What we will offer you:
  • Highly competitive salary
  • Fully covered healthcare, dental, and vision coverage
  • 401(k) and company match
  • Take as you need PTO + 11 paid holidays
  • Education & training benefits
  • Generous Referral Bonuses
  • And More!

Our Vision Statement:
We bridge the gap between humans and data through radical transparency and our obsession with the mission.
Our Customer Obsession:
We will approach every deliverable like it's a product. We will adopt a customer-obsessed mentality. As we grow, and our footprint becomes larger, teams and employees will treat each other not only as teammates but customers. We must live the customer-obsessed mindset, always. This will help us scale and it will translate to the interactions that our Rafters have with their clients and other product teams that they integrate with. Our culture will enable our success and set us apart from other companies.
How do we get there?
Public-sector modernization is critical for us to live in a better world. We, at Raft, want to innovate and solve complex problems. And, if we are successful, our generation and the ones that follow us will live in a delightful, efficient, and accessible world where out-of-box thinking, and collaboration is a norm.

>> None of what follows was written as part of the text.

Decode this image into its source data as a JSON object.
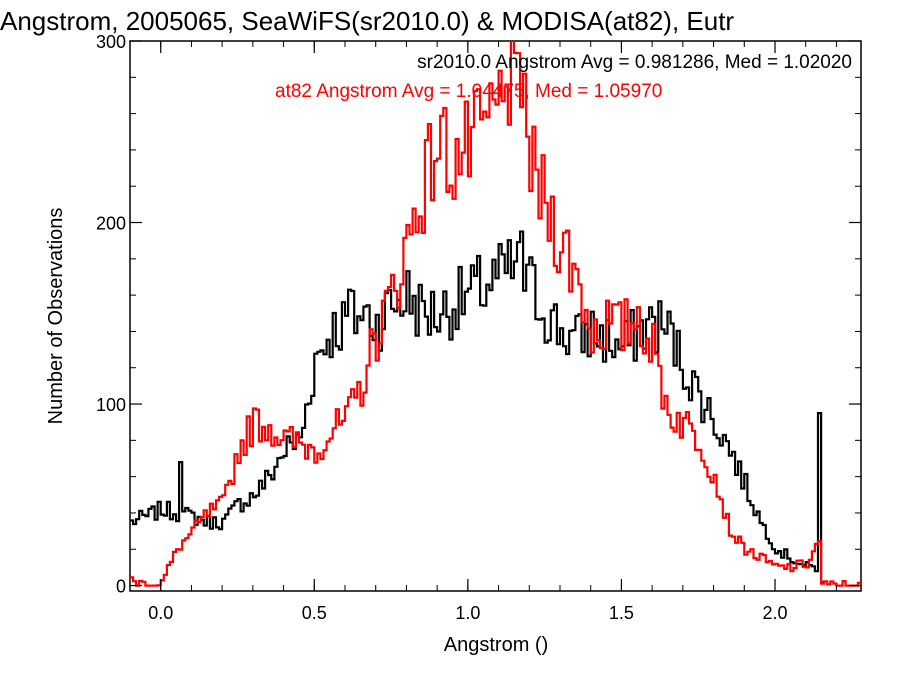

Raft's core philosophy is Ubuntu: I Am, Because We are. We support our "nadi" by elevating the other Rafters. We work as a hyper collaborative team where each team member brings a unique perspective, adding value that did not exist before. People make Raft special. We celebrate each other and our cognitive and cultural diversity. We are devoted to our practice of innovation and collaboration.
We're an equal opportunity employer. All applicants will be considered for employment without attention to race, color, religion, sex, sexual orientation, gender identity, national origin, veteran or disability status.